Jean-Marc Furlan qui s’est lui même beaucoup inspiré d’André Menaut. Sa philosophie de jeu me plait, sa manière de faire jouer l’équipe, sa méthodologie et son style de jeu… Joueur, il était défenseur comme moi. Nous avons joué côte à côte à Saint Seurin. Nous ne faisions pas dans la dentelle mais quand nous sommes passés de l’autre côté, le jeu est devenu notre priorité. C’est vraiment un entraîneur qui m’inspire.

« Il faut s’attacher à être juste »

Quelle est ta philosophie de jeu ?

Faire en sorte que les joueurs prennent du plaisir à jouer ensemble. C’est la partie cachée de l’iceberg. Pour la préparation athlétique, je le fais au maximum avec les ballons afin qu’ils trouvent du plaisir. Pour moi, le résultat est une chose, la manière aussi. Et j’ai tendance à faire passer la manière devant le résultat. J’ai la chance d’être dans un club où le président ne me met jamais la pression. C’est une façon de travailler sereinement. Bien entendu, j’ai toujours envie de gagner. Je ne prendrai aucun plaisir à demander aux joueurs de mettre des longs ballons devant. Je préfère quand le ballon circule. C’est ça qui me plait et j’essaie de pousser les joueurs à ça. Ce sont mes idées directrice même si ce n’est pas simple.

Causerie ou pas causerie ?

Oui mais plus les années passent et moins les joueurs y sont attentifs. Avant, c’était un moment important. Les jeunes y sont de moins en moins sensibles. Alors j’essaie d’aller à l’essentiel et de bien bosser toute la semaine. Je donne les idées directrices et deux-trois consignes. Je m’adapte. Celle qui reste importante est celle de la mi temps, là où on est dans le feu de l’action, où il faut être efficace. J’essaie de faire de plus en plus court mais j’avoue que j’ai beaucoup de mal.

Ce dont tu ne peux pas te passer quand tu es entraineur ?

Je suis assez superstitieux. Cela évolue au fil des matchs. Par exemple, si j’ai mis le tableau d’une manière, si on ne gagne pas, je change le sens.
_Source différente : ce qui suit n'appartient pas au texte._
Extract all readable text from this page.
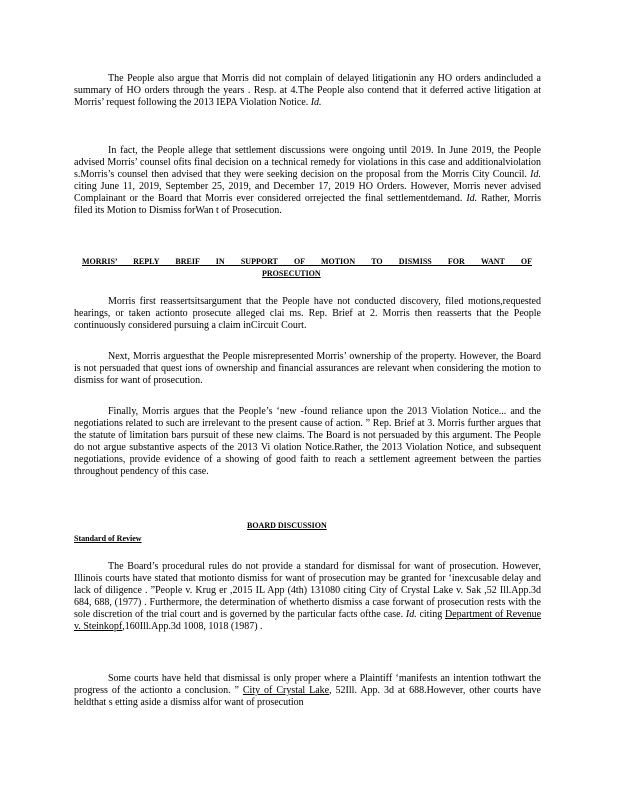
The People also argue that Morris did not complain of delayed litigationin any HO orders andincluded a summary of HO orders through the years . Resp. at 4.The People also contend that it deferred active litigation at Morris’ request following the 2013 IEPA Violation Notice. Id.
In fact, the People allege that settlement discussions were ongoing until 2019. In June 2019, the People advised Morris’ counsel ofits final decision on a technical remedy for violations in this case and additionalviolation s.Morris’s counsel then advised that they were seeking decision on the proposal from the Morris City Council. Id. citing June 11, 2019, September 25, 2019, and December 17, 2019 HO Orders. However, Morris never advised Complainant or the Board that Morris ever considered orrejected the final settlementdemand. Id. Rather, Morris filed its Motion to Dismiss forWan t of Prosecution.
MORRIS’ REPLY BREIF IN SUPPORT OF MOTION TO DISMISS FOR WANT OF
PROSECUTION
Morris first reassertsitsargument that the People have not conducted discovery, filed motions,requested hearings, or taken actionto prosecute alleged clai ms. Rep. Brief at 2. Morris then reasserts that the People continuously considered pursuing a claim inCircuit Court.
Next, Morris arguesthat the People misrepresented Morris’ ownership of the property. However, the Board is not persuaded that quest ions of ownership and financial assurances are relevant when considering the motion to dismiss for want of prosecution.
Finally, Morris argues that the People’s ‘new -found reliance upon the 2013 Violation Notice... and the negotiations related to such are irrelevant to the present cause of action. ” Rep. Brief at 3. Morris further argues that the statute of limitation bars pursuit of these new claims. The Board is not persuaded by this argument. The People do not argue substantive aspects of the 2013 Vi olation Notice.Rather, the 2013 Violation Notice, and subsequent negotiations, provide evidence of a showing of good faith to reach a settlement agreement between the parties throughout pendency of this case.
BOARD DISCUSSION
Standard of Review
The Board’s procedural rules do not provide a standard for dismissal for want of prosecution. However, Illinois courts have stated that motionto dismiss for want of prosecution may be granted for ‘inexcusable delay and lack of diligence . ”People v. Krug er ,2015 IL App (4th) 131080 citing City of Crystal Lake v. Sak ,52 Ill.App.3d 684, 688, (1977) . Furthermore, the determination of whetherto dismiss a case forwant of prosecution rests with the sole discretion of the trial court and is governed by the particular facts ofthe case. Id. citing Department of Revenue v. Steinkopf,160Ill.App.3d 1008, 1018 (1987) .
Some courts have held that dismissal is only proper where a Plaintiff ‘manifests an intention tothwart the progress of the actionto a conclusion. ” City of Crystal Lake, 52Ill. App. 3d at 688.However, other courts have heldthat s etting aside a dismiss alfor want of prosecution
Pareil avec les détails vestimentaires. Nous avons par exemple arrêté les repas avant match car on ne gagne jamais après.

Sur le banc, tu es comment ?

J’ai la réputation d’être un entraîneur qui s’emporte un peu. C’est un peu moins important aujourd’hui avec l’âge je prends sur moi et je me calme. J’ai tendance à ne pas supporter l’injustice alors quand les décisions sont injustes, je m’emporte. Mais avec le temps je m’apaise. A l’époque, j’étais assez virulent. Mais c’est ainsi car c’est une passion. Après le match, cela ne m’empêche pas de discuter et de prendre cela à la rigolade. Nous avons tous envie de gagner.

Les soirs et lendemains de défaites, c’est comment avec Christophe Marchet ?

Je vis très mal la défaite. A La Brède il y a toujours un bon apéro après le match qui apaise un peu mais quand je suis à la maison, je cogite. Je pense au prochain match. D’ailleurs, je pense au football tous les jours. Mais je ne vis pas bien la défaite, moins bien que la plupart des joueurs qui passent vite à autre chose. Autant je me suis bien calmé sur le banc, autant là je le vis toujours aussi mal. Je n’aime pas perdre.

Et les soirs et lendemains de victoires ?

Les moments de partages sont dans les bons comme dans les mauvais moments. Mais je recherche toujours ce qui peut-être meilleur. Il est certain que la semaine passe mieux mais on se replonge aussi vite dans le prochain match.

Quels sont tes doutes et questionnements les plus réguliers ?

Mon idée est de faire passer un message, que le groupe vive bien et prenne du plaisir. Il faut faire vivre le groupe, et ce n’est pas simple. C’est une gestion humaine avec des choix à faire que l’on explique parfois, d’autre pas. Il faut s’attacher à être juste. On ne fait jamais ça de manière facile. Il faut choisir les 14 puis les 11. Parfois, je les vois faire la tête. Ce travail là n’est pas facile, mais fait partie du boulot. On se pose sans arrêt des questions sans toujours donner des réponses. Ce n’est pas toujours du goût des joueurs et c’est là qu’il faut être bon.

Que t’apporte ton activité entraîneur ?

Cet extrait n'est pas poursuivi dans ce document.